In that period, the showbiz lifer from Maud, Okla., returned to singing country tunes like the 1961 self-penned hit "Right or Wrong." She sang that Tuesday in a clear, strong, heartbroken voice, as she also offered a sample of the gospel phase of her career with a joyful take on Hank Williams' "I Saw the Light," which she did after telling the crowd about becoming a born-again Christian in 1971.

It was only in the early 1990s, Jackson said, that a new generation of fans began to unearth obscure classics like the swirling funhouse romp "Funnel of Love," a 1961 B-side that she later rerecorded with the Cramps.
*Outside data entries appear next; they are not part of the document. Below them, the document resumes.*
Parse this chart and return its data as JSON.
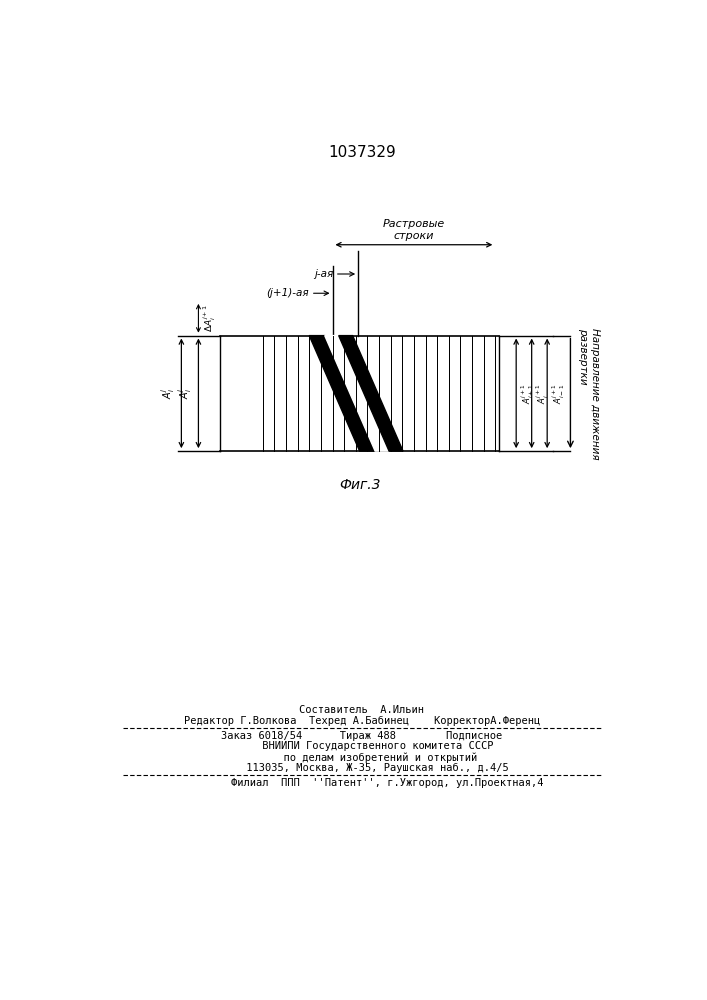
{
  "patent_number": "1037329",
  "fig_label": "Фиг.3",
  "bg_color": "#ffffff",
  "line_color": "#000000",
  "raster_label": "Растровые\nстроки",
  "j_label": "j-ая",
  "j1_label": "(j+1)-ая",
  "direction_label": "Направление движения\nразвертки",
  "footer_line1": "Составитель  А.Ильин",
  "footer_line2": "Редактор Г.Волкова  Техред А.Бабинец    КорректорА.Ференц",
  "footer_line3": "Заказ 6018/54      Тираж 488        Подписное",
  "footer_line4": "     ВНИИПИ Государственного комитета СССР",
  "footer_line5": "      по делам изобретений и открытий",
  "footer_line6": "     113035, Москва, Ж-35, Раушская наб., д.4/5",
  "footer_line7": "        Филиал  ППП  ''Патент'', г.Ужгород, ул.Проектная,4"
}
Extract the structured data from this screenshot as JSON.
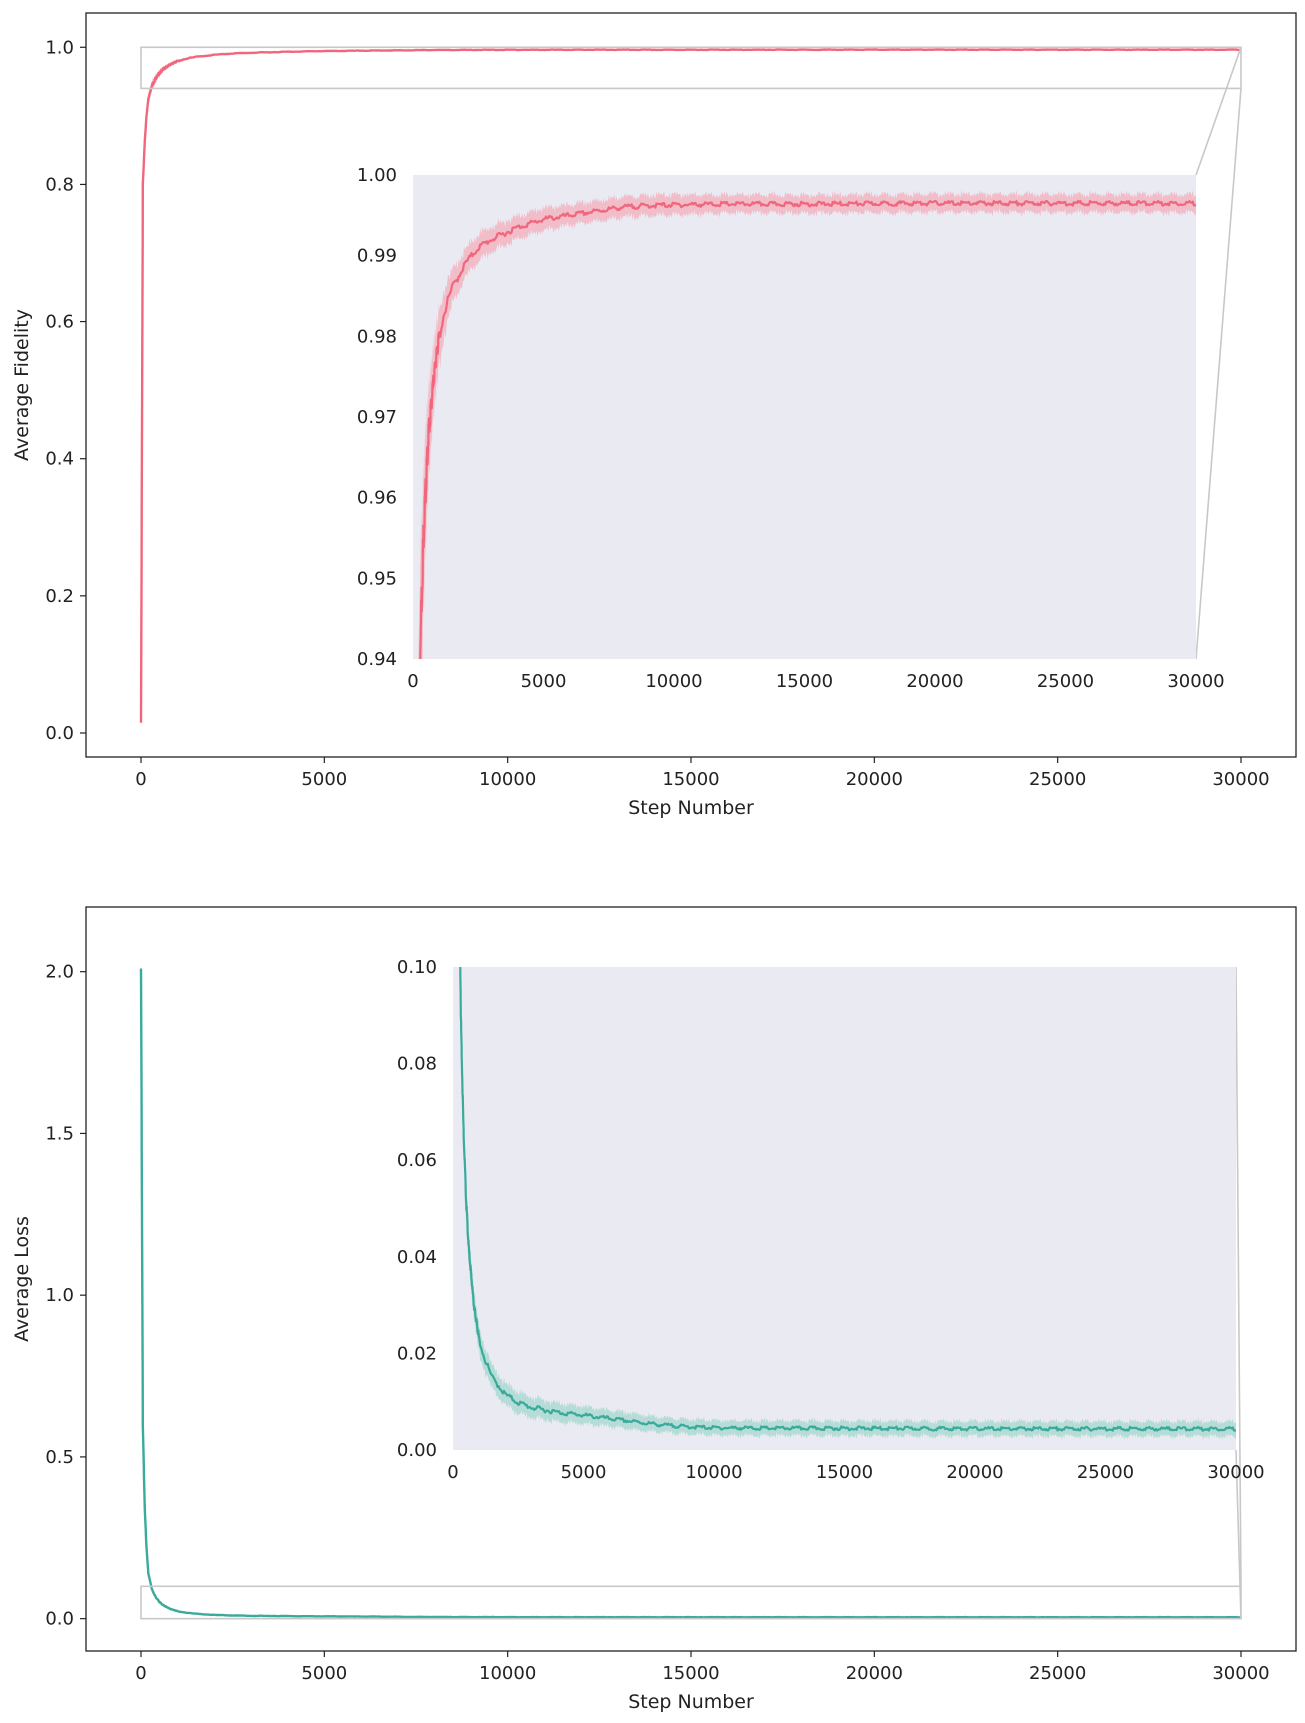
{
  "chart_data": [
    {
      "type": "line",
      "id": "fidelity",
      "title": "",
      "xlabel": "Step Number",
      "ylabel": "Average Fidelity",
      "xlim": [
        -1500,
        31500
      ],
      "ylim": [
        -0.035,
        1.05
      ],
      "xticks": [
        0,
        5000,
        10000,
        15000,
        20000,
        25000,
        30000
      ],
      "xtick_labels": [
        "0",
        "5000",
        "10000",
        "15000",
        "20000",
        "25000",
        "30000"
      ],
      "yticks": [
        0.0,
        0.2,
        0.4,
        0.6,
        0.8,
        1.0
      ],
      "ytick_labels": [
        "0.0",
        "0.2",
        "0.4",
        "0.6",
        "0.8",
        "1.0"
      ],
      "grid": false,
      "colors": {
        "line": "#f0677d",
        "band": "#f4a9b6",
        "inset_bg": "#eaeaf2",
        "zoom_box": "#c8c8c8"
      },
      "series": [
        {
          "x": [
            0,
            50,
            100,
            150,
            200,
            300,
            400,
            500,
            600,
            800,
            1000,
            1200,
            1500,
            2000,
            2500,
            3000,
            4000,
            5000,
            6000,
            7000,
            8000,
            9000,
            10000,
            12000,
            15000,
            20000,
            25000,
            30000
          ],
          "y": [
            0.015,
            0.8,
            0.86,
            0.9,
            0.925,
            0.944,
            0.955,
            0.962,
            0.968,
            0.975,
            0.98,
            0.983,
            0.986,
            0.989,
            0.991,
            0.992,
            0.9935,
            0.9945,
            0.995,
            0.9955,
            0.996,
            0.9962,
            0.9963,
            0.9964,
            0.9964,
            0.9965,
            0.9965,
            0.9965
          ],
          "band": [
            0.0,
            0.02,
            0.015,
            0.012,
            0.01,
            0.008,
            0.006,
            0.005,
            0.004,
            0.003,
            0.0025,
            0.002,
            0.0015,
            0.0012,
            0.0012,
            0.0011,
            0.001,
            0.001,
            0.0009,
            0.0009,
            0.0009,
            0.0009,
            0.0009,
            0.0008,
            0.0008,
            0.0008,
            0.0008,
            0.0008
          ]
        }
      ],
      "zoom_region": {
        "x": [
          0,
          30000
        ],
        "y": [
          0.94,
          1.0
        ]
      },
      "inset": {
        "xlim": [
          0,
          30000
        ],
        "ylim": [
          0.94,
          1.0
        ],
        "xticks": [
          0,
          5000,
          10000,
          15000,
          20000,
          25000,
          30000
        ],
        "xtick_labels": [
          "0",
          "5000",
          "10000",
          "15000",
          "20000",
          "25000",
          "30000"
        ],
        "yticks": [
          0.94,
          0.95,
          0.96,
          0.97,
          0.98,
          0.99,
          1.0
        ],
        "ytick_labels": [
          "0.94",
          "0.95",
          "0.96",
          "0.97",
          "0.98",
          "0.99",
          "1.00"
        ]
      }
    },
    {
      "type": "line",
      "id": "loss",
      "title": "",
      "xlabel": "Step Number",
      "ylabel": "Average Loss",
      "xlim": [
        -1500,
        31500
      ],
      "ylim": [
        -0.1,
        2.2
      ],
      "xticks": [
        0,
        5000,
        10000,
        15000,
        20000,
        25000,
        30000
      ],
      "xtick_labels": [
        "0",
        "5000",
        "10000",
        "15000",
        "20000",
        "25000",
        "30000"
      ],
      "yticks": [
        0.0,
        0.5,
        1.0,
        1.5,
        2.0
      ],
      "ytick_labels": [
        "0.0",
        "0.5",
        "1.0",
        "1.5",
        "2.0"
      ],
      "grid": false,
      "colors": {
        "line": "#3aaa9b",
        "band": "#9fd6cd",
        "inset_bg": "#eaeaf2",
        "zoom_box": "#c8c8c8"
      },
      "series": [
        {
          "x": [
            0,
            50,
            100,
            150,
            200,
            300,
            400,
            500,
            600,
            800,
            1000,
            1200,
            1500,
            2000,
            2500,
            3000,
            4000,
            5000,
            6000,
            7000,
            8000,
            9000,
            10000,
            12000,
            15000,
            20000,
            25000,
            30000
          ],
          "y": [
            2.01,
            0.6,
            0.35,
            0.22,
            0.14,
            0.09,
            0.067,
            0.052,
            0.042,
            0.03,
            0.023,
            0.019,
            0.015,
            0.0115,
            0.0098,
            0.0088,
            0.0078,
            0.0072,
            0.0065,
            0.0058,
            0.0052,
            0.0048,
            0.0046,
            0.0045,
            0.0045,
            0.0044,
            0.0044,
            0.0044
          ],
          "band": [
            0.0,
            0.01,
            0.008,
            0.006,
            0.005,
            0.004,
            0.003,
            0.003,
            0.0025,
            0.002,
            0.002,
            0.0018,
            0.0017,
            0.0016,
            0.0016,
            0.0015,
            0.0014,
            0.0013,
            0.0012,
            0.0012,
            0.0011,
            0.0011,
            0.0011,
            0.0011,
            0.0011,
            0.0011,
            0.0011,
            0.0011
          ]
        }
      ],
      "zoom_region": {
        "x": [
          0,
          30000
        ],
        "y": [
          0.0,
          0.1
        ]
      },
      "inset": {
        "xlim": [
          0,
          30000
        ],
        "ylim": [
          0.0,
          0.1
        ],
        "xticks": [
          0,
          5000,
          10000,
          15000,
          20000,
          25000,
          30000
        ],
        "xtick_labels": [
          "0",
          "5000",
          "10000",
          "15000",
          "20000",
          "25000",
          "30000"
        ],
        "yticks": [
          0.0,
          0.02,
          0.04,
          0.06,
          0.08,
          0.1
        ],
        "ytick_labels": [
          "0.00",
          "0.02",
          "0.04",
          "0.06",
          "0.08",
          "0.10"
        ]
      }
    }
  ]
}
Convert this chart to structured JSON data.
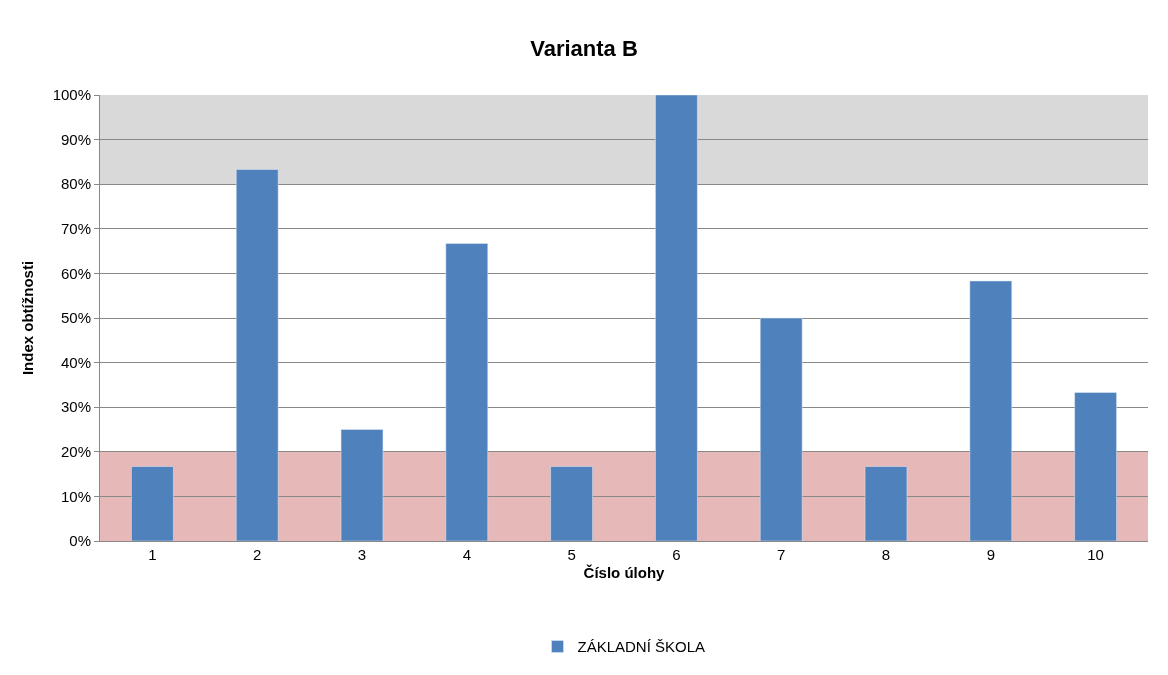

That renewed appreciation for Jackson's pioneering accomplishments laid the foundation for her collaboration with White, which sometimes misfires, as with the misguided cover of Amy Winehouse's "You Know I'm No Good" that Jackson gamely play-acted at the WCL. Better fits were the ribald cover of Gene Vincent's "Rip It Up," Jackson's women-in-prison version of Leiber and Stoller's "Riot in Cell Block #9" and the closing take of Jerry Lee Lewis' "Whole Lotta Shakin' Goin' On," during which there was plenty of just that, on stage and off.